Ob „R.SA“ mit seiner aktuellen Plakatkampagne oder die „Media-Saturn“-Tochter „redcoon“ – viele Unternehmen setzen auf das einfachste aller Rezepte für erfolgreiche Werbung: Nackte Haut, ein wenig Reizwäsche und zweideutige Botschaften. Diese Motive sind stark diskriminierend für die moderne Frau, kommentiert Franziska Boron.

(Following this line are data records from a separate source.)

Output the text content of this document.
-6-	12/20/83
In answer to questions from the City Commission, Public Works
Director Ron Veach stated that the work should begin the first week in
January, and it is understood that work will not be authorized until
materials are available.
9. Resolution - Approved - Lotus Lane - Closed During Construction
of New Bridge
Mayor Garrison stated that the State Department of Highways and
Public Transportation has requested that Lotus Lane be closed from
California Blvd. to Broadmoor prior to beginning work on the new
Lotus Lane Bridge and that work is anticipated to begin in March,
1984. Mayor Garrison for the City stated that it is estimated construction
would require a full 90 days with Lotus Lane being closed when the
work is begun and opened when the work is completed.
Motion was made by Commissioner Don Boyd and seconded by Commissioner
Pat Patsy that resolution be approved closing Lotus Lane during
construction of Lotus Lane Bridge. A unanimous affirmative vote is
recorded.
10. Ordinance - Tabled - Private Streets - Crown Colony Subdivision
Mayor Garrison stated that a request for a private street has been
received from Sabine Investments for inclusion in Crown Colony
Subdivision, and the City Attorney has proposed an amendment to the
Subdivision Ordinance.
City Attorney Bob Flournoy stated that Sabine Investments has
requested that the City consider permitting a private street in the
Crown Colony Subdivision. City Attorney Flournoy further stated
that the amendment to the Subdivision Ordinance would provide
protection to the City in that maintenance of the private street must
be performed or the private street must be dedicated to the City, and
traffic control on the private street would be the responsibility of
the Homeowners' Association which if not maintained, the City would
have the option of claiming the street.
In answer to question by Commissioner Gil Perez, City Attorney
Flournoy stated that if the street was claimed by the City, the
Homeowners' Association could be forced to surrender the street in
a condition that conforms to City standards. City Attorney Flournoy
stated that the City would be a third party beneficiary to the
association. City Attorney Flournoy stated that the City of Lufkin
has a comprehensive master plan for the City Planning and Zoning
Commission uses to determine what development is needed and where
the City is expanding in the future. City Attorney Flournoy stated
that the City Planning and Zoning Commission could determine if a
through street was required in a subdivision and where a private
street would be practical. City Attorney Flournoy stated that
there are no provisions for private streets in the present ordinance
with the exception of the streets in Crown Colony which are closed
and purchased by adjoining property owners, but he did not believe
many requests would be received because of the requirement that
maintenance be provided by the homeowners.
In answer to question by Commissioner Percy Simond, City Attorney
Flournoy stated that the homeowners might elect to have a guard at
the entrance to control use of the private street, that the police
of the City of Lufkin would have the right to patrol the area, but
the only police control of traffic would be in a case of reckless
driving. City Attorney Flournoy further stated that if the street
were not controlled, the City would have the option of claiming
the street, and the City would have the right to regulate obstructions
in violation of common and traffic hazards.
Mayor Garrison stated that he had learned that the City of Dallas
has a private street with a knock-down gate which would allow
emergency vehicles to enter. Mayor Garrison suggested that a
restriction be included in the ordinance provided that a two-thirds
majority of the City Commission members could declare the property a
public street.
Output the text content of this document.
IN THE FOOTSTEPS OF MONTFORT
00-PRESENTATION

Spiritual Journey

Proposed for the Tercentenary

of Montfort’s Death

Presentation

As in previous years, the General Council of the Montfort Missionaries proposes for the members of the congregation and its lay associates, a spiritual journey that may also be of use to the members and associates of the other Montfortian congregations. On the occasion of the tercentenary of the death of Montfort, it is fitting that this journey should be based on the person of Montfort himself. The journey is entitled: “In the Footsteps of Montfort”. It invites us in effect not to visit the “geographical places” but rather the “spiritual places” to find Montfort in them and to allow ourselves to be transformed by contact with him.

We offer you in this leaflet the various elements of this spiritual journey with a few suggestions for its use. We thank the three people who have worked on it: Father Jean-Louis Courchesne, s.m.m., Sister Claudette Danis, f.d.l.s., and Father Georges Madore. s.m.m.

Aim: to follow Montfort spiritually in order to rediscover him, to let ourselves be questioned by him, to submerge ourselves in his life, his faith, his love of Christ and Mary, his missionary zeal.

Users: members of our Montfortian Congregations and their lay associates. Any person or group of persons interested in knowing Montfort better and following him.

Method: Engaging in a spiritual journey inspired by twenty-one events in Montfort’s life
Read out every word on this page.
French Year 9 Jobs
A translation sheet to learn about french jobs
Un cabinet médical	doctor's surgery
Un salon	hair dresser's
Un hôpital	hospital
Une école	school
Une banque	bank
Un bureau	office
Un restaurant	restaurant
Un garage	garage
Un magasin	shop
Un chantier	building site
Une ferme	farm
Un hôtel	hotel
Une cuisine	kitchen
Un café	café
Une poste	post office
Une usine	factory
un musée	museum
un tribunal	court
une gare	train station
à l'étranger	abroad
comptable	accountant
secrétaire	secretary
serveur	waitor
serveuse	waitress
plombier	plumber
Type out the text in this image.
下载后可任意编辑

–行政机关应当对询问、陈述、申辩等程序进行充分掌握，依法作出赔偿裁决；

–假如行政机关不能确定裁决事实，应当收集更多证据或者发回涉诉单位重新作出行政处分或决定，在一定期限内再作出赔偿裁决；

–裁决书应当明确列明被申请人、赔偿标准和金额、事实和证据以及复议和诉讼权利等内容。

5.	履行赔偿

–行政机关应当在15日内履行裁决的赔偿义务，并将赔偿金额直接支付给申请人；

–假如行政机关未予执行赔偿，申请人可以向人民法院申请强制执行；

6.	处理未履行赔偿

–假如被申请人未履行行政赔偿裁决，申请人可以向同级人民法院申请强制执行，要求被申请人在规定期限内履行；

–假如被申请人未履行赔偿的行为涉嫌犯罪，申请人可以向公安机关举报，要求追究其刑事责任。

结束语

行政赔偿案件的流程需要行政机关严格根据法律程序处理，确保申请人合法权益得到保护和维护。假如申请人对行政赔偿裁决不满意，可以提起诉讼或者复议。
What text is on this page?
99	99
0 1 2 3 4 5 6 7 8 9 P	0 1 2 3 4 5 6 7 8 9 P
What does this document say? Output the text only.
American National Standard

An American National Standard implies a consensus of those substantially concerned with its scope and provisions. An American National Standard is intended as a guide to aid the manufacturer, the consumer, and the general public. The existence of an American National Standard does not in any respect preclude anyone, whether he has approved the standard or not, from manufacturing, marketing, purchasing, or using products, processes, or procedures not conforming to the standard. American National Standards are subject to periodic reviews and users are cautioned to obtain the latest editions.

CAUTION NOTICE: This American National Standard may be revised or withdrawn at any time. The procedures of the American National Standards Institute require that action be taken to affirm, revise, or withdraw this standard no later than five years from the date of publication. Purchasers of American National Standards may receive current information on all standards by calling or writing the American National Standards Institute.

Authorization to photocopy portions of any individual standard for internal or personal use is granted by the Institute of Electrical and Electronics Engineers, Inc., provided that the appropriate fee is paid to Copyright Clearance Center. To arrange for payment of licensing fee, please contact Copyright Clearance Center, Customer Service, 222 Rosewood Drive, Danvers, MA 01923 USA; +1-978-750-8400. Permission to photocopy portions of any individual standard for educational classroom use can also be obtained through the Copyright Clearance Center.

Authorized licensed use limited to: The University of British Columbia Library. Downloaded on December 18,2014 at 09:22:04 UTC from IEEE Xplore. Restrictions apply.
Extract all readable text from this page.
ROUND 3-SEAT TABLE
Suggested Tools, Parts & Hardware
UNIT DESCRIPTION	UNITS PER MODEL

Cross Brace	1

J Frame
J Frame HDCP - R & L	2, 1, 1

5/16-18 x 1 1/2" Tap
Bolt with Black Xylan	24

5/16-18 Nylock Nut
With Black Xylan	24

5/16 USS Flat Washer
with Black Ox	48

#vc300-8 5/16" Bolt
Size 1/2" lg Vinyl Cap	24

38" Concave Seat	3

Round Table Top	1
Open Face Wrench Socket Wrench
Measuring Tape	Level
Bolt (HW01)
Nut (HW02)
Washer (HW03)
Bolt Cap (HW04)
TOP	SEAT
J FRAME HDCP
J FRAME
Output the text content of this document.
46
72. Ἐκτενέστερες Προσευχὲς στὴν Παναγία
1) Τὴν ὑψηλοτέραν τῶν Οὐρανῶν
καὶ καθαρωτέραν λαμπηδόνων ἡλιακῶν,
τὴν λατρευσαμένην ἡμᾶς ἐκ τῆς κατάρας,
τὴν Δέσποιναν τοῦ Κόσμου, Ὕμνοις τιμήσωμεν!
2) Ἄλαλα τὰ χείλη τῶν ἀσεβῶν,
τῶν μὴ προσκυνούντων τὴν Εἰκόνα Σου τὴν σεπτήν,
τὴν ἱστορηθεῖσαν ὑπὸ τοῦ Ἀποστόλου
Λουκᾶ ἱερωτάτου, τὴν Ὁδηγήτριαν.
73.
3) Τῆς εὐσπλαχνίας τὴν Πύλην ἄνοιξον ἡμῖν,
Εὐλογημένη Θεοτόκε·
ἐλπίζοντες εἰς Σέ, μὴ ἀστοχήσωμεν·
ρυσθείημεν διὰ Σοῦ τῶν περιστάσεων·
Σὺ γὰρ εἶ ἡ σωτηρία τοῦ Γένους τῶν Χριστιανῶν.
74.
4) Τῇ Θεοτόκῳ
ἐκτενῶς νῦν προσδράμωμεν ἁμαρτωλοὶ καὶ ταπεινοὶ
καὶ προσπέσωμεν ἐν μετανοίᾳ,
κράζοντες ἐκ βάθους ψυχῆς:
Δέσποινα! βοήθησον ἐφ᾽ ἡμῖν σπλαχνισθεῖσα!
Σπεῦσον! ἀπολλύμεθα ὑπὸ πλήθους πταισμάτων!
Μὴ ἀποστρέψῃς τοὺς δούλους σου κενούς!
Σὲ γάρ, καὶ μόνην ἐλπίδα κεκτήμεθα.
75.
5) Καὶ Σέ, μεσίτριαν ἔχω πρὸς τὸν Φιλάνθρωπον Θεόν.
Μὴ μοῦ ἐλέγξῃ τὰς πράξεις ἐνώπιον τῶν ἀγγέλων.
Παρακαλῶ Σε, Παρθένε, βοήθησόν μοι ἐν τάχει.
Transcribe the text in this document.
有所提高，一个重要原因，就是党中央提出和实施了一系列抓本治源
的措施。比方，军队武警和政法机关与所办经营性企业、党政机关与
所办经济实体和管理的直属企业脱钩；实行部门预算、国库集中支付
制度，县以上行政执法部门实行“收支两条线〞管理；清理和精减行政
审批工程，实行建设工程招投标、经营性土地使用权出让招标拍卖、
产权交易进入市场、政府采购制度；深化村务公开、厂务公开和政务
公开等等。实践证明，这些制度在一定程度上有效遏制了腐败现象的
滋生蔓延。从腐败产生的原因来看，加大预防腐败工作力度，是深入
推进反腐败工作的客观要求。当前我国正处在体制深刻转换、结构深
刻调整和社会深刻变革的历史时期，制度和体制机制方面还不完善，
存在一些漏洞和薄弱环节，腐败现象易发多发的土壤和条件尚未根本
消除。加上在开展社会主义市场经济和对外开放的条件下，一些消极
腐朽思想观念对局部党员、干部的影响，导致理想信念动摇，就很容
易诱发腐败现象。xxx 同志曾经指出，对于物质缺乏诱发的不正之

Pünktlich zur Herbstwelle der Media-Analyse Radio überraschte „R.SA“ mit der besonders geschmacklosen Plakatkampagne „Lieber bei Böttcher & Fischer reinhören“. Es gibt für Mann und Frau zwei verschiedene Motive. Das weibliche Geschlecht soll durch einen Bauarbeiter angesprochen werden, der in eine Betonmischtrommel schaut – gut gebaut, aber in voller Arbeitsmontur. Das männliche Auge wird hingegen mit einem leichtbekleideten Hinterteil einer attraktiven Frau in sexy Höschen beglückt. Diese verschwindet auf Knien gebückt in einem Wäschetrockner. Mit viel nackter Haut und in einer zweideutigen Position wird die Frau auf einem großflächigen Straßenplakat entwürdigt und auf ein Sexobjekt reduziert.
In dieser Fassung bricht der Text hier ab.